WORKS OF THE PAINTER, TITIAN OF CADORE.

[born 1477—died 1576.]

Titian was born in the year 1480,[1] at Cadore, a small place distant about five miles from the foot of the Alps; he belonged to the family of the Vecelli, which is among the most noble of those parts. Giving early proof of much intelligence, he was sent at the age of ten to an uncle in Venice, an honourable citizen, who seeing the boy to be much inclined to Painting, placed him with the excellent painter Gian Bellino, then very famous, as we have said. Under his care the youth soon proved himself to be endowed by nature with all the gifts of judgment and genius required for the art of painting.
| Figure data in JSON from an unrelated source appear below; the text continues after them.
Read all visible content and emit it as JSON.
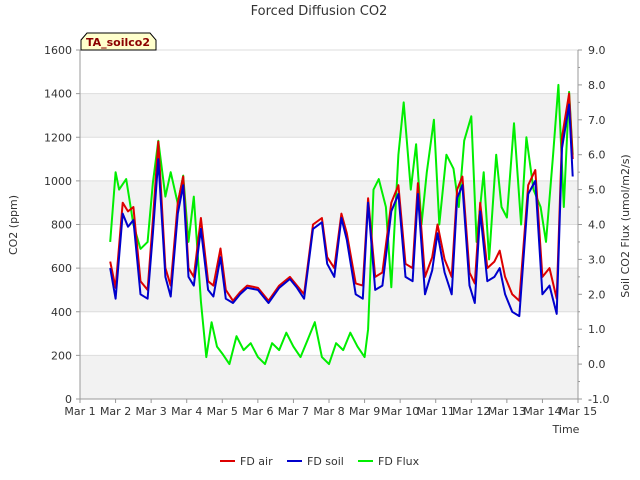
{
  "chart_data": {
    "type": "line",
    "title": "Forced Diffusion CO2",
    "badge": "TA_soilco2",
    "xlabel": "Time",
    "ylabel": "CO2 (ppm)",
    "y2label": "Soil CO2 Flux (umol/m2/s)",
    "xlim": [
      0,
      14
    ],
    "ylim": [
      0,
      1600
    ],
    "y2lim": [
      -1.0,
      9.0
    ],
    "x_ticks": [
      0,
      1,
      2,
      3,
      4,
      5,
      6,
      7,
      8,
      9,
      10,
      11,
      12,
      13,
      14
    ],
    "x_tick_labels": [
      "Mar 1",
      "Mar 2",
      "Mar 3",
      "Mar 4",
      "Mar 5",
      "Mar 6",
      "Mar 7",
      "Mar 8",
      "Mar 9",
      "Mar 10",
      "Mar 11",
      "Mar 12",
      "Mar 13",
      "Mar 14",
      "Mar 15"
    ],
    "y_ticks": [
      0,
      200,
      400,
      600,
      800,
      1000,
      1200,
      1400,
      1600
    ],
    "y2_ticks": [
      -1.0,
      0.0,
      1.0,
      2.0,
      3.0,
      4.0,
      5.0,
      6.0,
      7.0,
      8.0,
      9.0
    ],
    "y2_tick_labels": [
      "-1.0",
      "0.0",
      "1.0",
      "2.0",
      "3.0",
      "4.0",
      "5.0",
      "6.0",
      "7.0",
      "8.0",
      "9.0"
    ],
    "grid": "horizontal bands",
    "legend_position": "bottom",
    "series": [
      {
        "name": "FD air",
        "color": "#dd0000",
        "axis": "left",
        "x": [
          0.85,
          1.0,
          1.2,
          1.35,
          1.5,
          1.7,
          1.9,
          2.05,
          2.2,
          2.4,
          2.55,
          2.75,
          2.9,
          3.05,
          3.2,
          3.4,
          3.6,
          3.75,
          3.95,
          4.1,
          4.3,
          4.5,
          4.7,
          5.0,
          5.3,
          5.6,
          5.9,
          6.1,
          6.3,
          6.55,
          6.8,
          6.95,
          7.15,
          7.35,
          7.5,
          7.75,
          7.95,
          8.1,
          8.3,
          8.5,
          8.75,
          8.95,
          9.15,
          9.35,
          9.5,
          9.7,
          9.9,
          10.05,
          10.25,
          10.45,
          10.6,
          10.75,
          10.95,
          11.1,
          11.25,
          11.45,
          11.65,
          11.8,
          11.95,
          12.15,
          12.35,
          12.6,
          12.8,
          13.0,
          13.2,
          13.4,
          13.55,
          13.75,
          13.85
        ],
        "values": [
          630,
          510,
          900,
          860,
          880,
          540,
          500,
          820,
          1180,
          600,
          520,
          900,
          1020,
          600,
          560,
          830,
          540,
          520,
          690,
          500,
          450,
          490,
          520,
          510,
          450,
          520,
          560,
          520,
          480,
          800,
          830,
          650,
          600,
          850,
          760,
          530,
          520,
          920,
          560,
          580,
          900,
          980,
          620,
          600,
          990,
          560,
          650,
          800,
          640,
          560,
          960,
          1020,
          580,
          530,
          900,
          600,
          630,
          680,
          560,
          480,
          450,
          980,
          1050,
          560,
          600,
          460,
          1200,
          1400,
          1100
        ]
      },
      {
        "name": "FD soil",
        "color": "#0000cc",
        "axis": "left",
        "x": [
          0.85,
          1.0,
          1.2,
          1.35,
          1.5,
          1.7,
          1.9,
          2.05,
          2.2,
          2.4,
          2.55,
          2.75,
          2.9,
          3.05,
          3.2,
          3.4,
          3.6,
          3.75,
          3.95,
          4.1,
          4.3,
          4.5,
          4.7,
          5.0,
          5.3,
          5.6,
          5.9,
          6.1,
          6.3,
          6.55,
          6.8,
          6.95,
          7.15,
          7.35,
          7.5,
          7.75,
          7.95,
          8.1,
          8.3,
          8.5,
          8.75,
          8.95,
          9.15,
          9.35,
          9.5,
          9.7,
          9.9,
          10.05,
          10.25,
          10.45,
          10.6,
          10.75,
          10.95,
          11.1,
          11.25,
          11.45,
          11.65,
          11.8,
          11.95,
          12.15,
          12.35,
          12.6,
          12.8,
          13.0,
          13.2,
          13.4,
          13.55,
          13.75,
          13.85
        ],
        "values": [
          600,
          460,
          850,
          790,
          820,
          480,
          460,
          760,
          1100,
          560,
          470,
          850,
          980,
          560,
          520,
          780,
          500,
          470,
          650,
          460,
          440,
          480,
          510,
          500,
          440,
          510,
          550,
          510,
          460,
          780,
          810,
          620,
          560,
          830,
          730,
          480,
          460,
          900,
          500,
          520,
          860,
          940,
          560,
          540,
          940,
          480,
          590,
          760,
          580,
          480,
          920,
          980,
          520,
          440,
          860,
          540,
          560,
          600,
          480,
          400,
          380,
          940,
          1000,
          480,
          520,
          390,
          1150,
          1350,
          1020
        ]
      },
      {
        "name": "FD Flux",
        "color": "#00ee00",
        "axis": "right",
        "x": [
          0.85,
          1.0,
          1.1,
          1.3,
          1.5,
          1.7,
          1.9,
          2.05,
          2.2,
          2.4,
          2.55,
          2.75,
          2.9,
          3.05,
          3.2,
          3.4,
          3.55,
          3.7,
          3.85,
          4.0,
          4.2,
          4.4,
          4.6,
          4.8,
          5.0,
          5.2,
          5.4,
          5.6,
          5.8,
          6.0,
          6.2,
          6.4,
          6.6,
          6.8,
          7.0,
          7.2,
          7.4,
          7.6,
          7.8,
          8.0,
          8.1,
          8.25,
          8.4,
          8.6,
          8.75,
          8.95,
          9.1,
          9.3,
          9.45,
          9.6,
          9.75,
          9.95,
          10.1,
          10.3,
          10.5,
          10.65,
          10.8,
          11.0,
          11.15,
          11.35,
          11.5,
          11.7,
          11.85,
          12.0,
          12.2,
          12.4,
          12.55,
          12.75,
          12.95,
          13.1,
          13.3,
          13.45,
          13.6,
          13.75,
          13.85
        ],
        "values": [
          3.5,
          5.5,
          5.0,
          5.3,
          4.0,
          3.3,
          3.5,
          5.2,
          6.4,
          4.8,
          5.5,
          4.6,
          5.4,
          3.5,
          4.8,
          1.8,
          0.2,
          1.2,
          0.5,
          0.3,
          0.0,
          0.8,
          0.4,
          0.6,
          0.2,
          0.0,
          0.6,
          0.4,
          0.9,
          0.5,
          0.2,
          0.7,
          1.2,
          0.2,
          0.0,
          0.6,
          0.4,
          0.9,
          0.5,
          0.2,
          1.0,
          5.0,
          5.3,
          4.5,
          2.2,
          6.0,
          7.5,
          5.0,
          6.3,
          4.0,
          5.5,
          7.0,
          4.0,
          6.0,
          5.6,
          4.5,
          6.4,
          7.1,
          3.5,
          5.5,
          3.0,
          6.0,
          4.5,
          4.2,
          6.9,
          4.0,
          6.5,
          5.0,
          4.5,
          3.5,
          6.0,
          8.0,
          4.5,
          7.8,
          6.0
        ]
      }
    ]
  }
}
Now Gian Bellino, and the other masters of that country, not having the habit of studying the antique, were accustomed to copy only what they saw before them, and that in a dry, hard, laboured manner, which Titian also acquired; but about the year 1507, Giorgione da Castel Franco, not being satisfied with that mode of proceeding, began to give to his works an unwonted softness and relief, painting them in a very beautiful manner; yet he by no means neglected to draw from the life, or to copy nature with his colours as closely as he could, and in doing the latter he shaded with colder or warmer tints as the living object might demand, but without first making a drawing, since he held that, to paint with the colours only, without

  1. This is one of the rather numerous inaccuracies of this Life, for such details respecting which, as cannot here find place, our readers may consult Northcote, Life of Titian; Lodovico Dolce, Dialogo della Pittura; Boschini, Carta del Navegar Pittoresco; Cean Bermudez, Diccionario Historico; Pungileoni, (in the Giornale Arcadico for August and September, 1831); or Cadorin, Dell’Amore ai Veneziani di Tiziano Vecellio, &c., with many other works, for the name and titles of which we cannot here find space.